About Soichi
There are sushi restaurants that serve omakase, and then there is Soichi. The distinction matters. Located on Adams Avenue in the University Heights neighborhood — far from the tourist corridors of downtown, deliberately off the obvious path — Chef Soichi Kadoya operates a 14-seat counter that earned its Michelin star not through ambition or marketing, but through the kind of quiet, unwavering excellence that the Guide was invented to find.
Kadoya's approach is strict in the best sense. The eight-course omakase runs $135 per person and does not deviate from the principles of Edomae sushi: pristine fish, precisely seasoned rice, the chef's own judgment about what arrives and when. There are no nontraditional rolls, no concessions to trend. What you receive is what Kadoya believes is worth serving on that specific evening, sourced from the same suppliers he has trusted for years and prepared with a technique forged over two decades in San Diego kitchens, including his foundational years at the legendary Ota Sushi.

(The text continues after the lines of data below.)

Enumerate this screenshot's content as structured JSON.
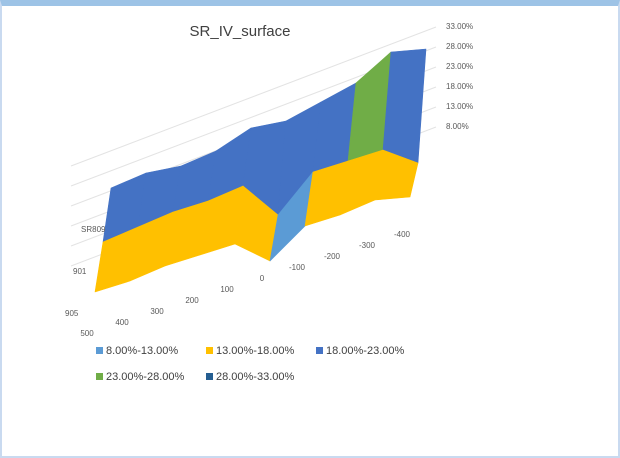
{
  "chart_data": {
    "type": "surface",
    "title": "SR_IV_surface",
    "categories": [
      "500",
      "400",
      "300",
      "200",
      "100",
      "0",
      "-100",
      "-200",
      "-300",
      "-400"
    ],
    "series": [
      {
        "name": "905",
        "values": [
          15,
          15,
          16,
          16,
          16,
          9,
          15,
          15,
          16,
          14
        ]
      },
      {
        "name": "901",
        "values": [
          17,
          18,
          19,
          19,
          20,
          10,
          18,
          18,
          18,
          12
        ]
      },
      {
        "name": "SR809",
        "values": [
          20,
          21,
          20,
          21,
          24,
          23,
          25,
          27,
          32,
          30
        ]
      }
    ],
    "zlim": [
      8,
      33
    ],
    "zticks": [
      {
        "value": 8,
        "label": "8.00%"
      },
      {
        "value": 13,
        "label": "13.00%"
      },
      {
        "value": 18,
        "label": "18.00%"
      },
      {
        "value": 23,
        "label": "23.00%"
      },
      {
        "value": 28,
        "label": "28.00%"
      },
      {
        "value": 33,
        "label": "33.00%"
      }
    ],
    "bands": [
      {
        "name": "8.00%-13.00%",
        "color": "#5b9bd5",
        "range": [
          8,
          13
        ]
      },
      {
        "name": "13.00%-18.00%",
        "color": "#ffc000",
        "range": [
          13,
          18
        ]
      },
      {
        "name": "18.00%-23.00%",
        "color": "#4472c4",
        "range": [
          18,
          23
        ]
      },
      {
        "name": "23.00%-28.00%",
        "color": "#70ad47",
        "range": [
          23,
          28
        ]
      },
      {
        "name": "28.00%-33.00%",
        "color": "#255e91",
        "range": [
          28,
          33
        ]
      }
    ],
    "legend": "bottom"
  }
}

The intimacy of the space amplifies everything. Fourteen seats means that conversation with Kadoya is not an option but an inevitability — and he is a generous host, forthcoming about his sourcing and his reasoning, happy to explain why a particular cut of yellowtail from one fisherman is superior to another. Regulars return not just for the fish but for the education, which comes without ceremony and without condescension.
Reservations release on the first of each month at noon PST for the following month and fill within minutes. Groups are capped at six. The restaurant is closed Monday and Tuesday. These constraints are not obstacles — they are what make a seat at Soichi worth planning around.
Why Soichi for Solo Dining
A 14-seat counter is architecture designed for solitude that becomes community. Arriving alone at Soichi is not an act of loneliness but of intentionality — you're here to watch a master work, to eat with full attention, to participate in the chef's conversation without the distraction of managing a table. The best solo dining experiences in the world are omakase counters, and Soichi is among the very best. San Diego's solo dining scene starts and ends here.
Why Soichi for a First Date
A shared omakase creates shared experience in a way that ordering from a menu cannot. At Soichi, the conversation is built into the structure of the evening — every course gives you something to react to together, to discuss, to remember. The intimacy of the counter means proximity without awkwardness. The difficulty of the reservation communicates effort. And at $135 a head, the investment is serious without being intimidating. It is the first date that becomes a story.
Guest Reviews
Occasion: Solo Dining
I've eaten at Masa in New York and Sushi Yoshitake in Tokyo. Soichi belongs in that conversation. The rice temperature alone — the slight warmth, the precise seasoning — tells you that Kadoya is operating at a level that most sushi chefs never reach. I've been four times and it is never the same meal twice. This is what Michelin stars are for.
Occasion: First Date
Took my partner here on our third date. We'd been talking about it for weeks — the reservation alone built anticipation. The evening was everything the hype suggested: intimate, surprising, personal in a way a normal dinner can't be. Chef Soichi remembered that she didn't eat uni and silently substituted without being asked. We're getting married in June. I credit the omakase.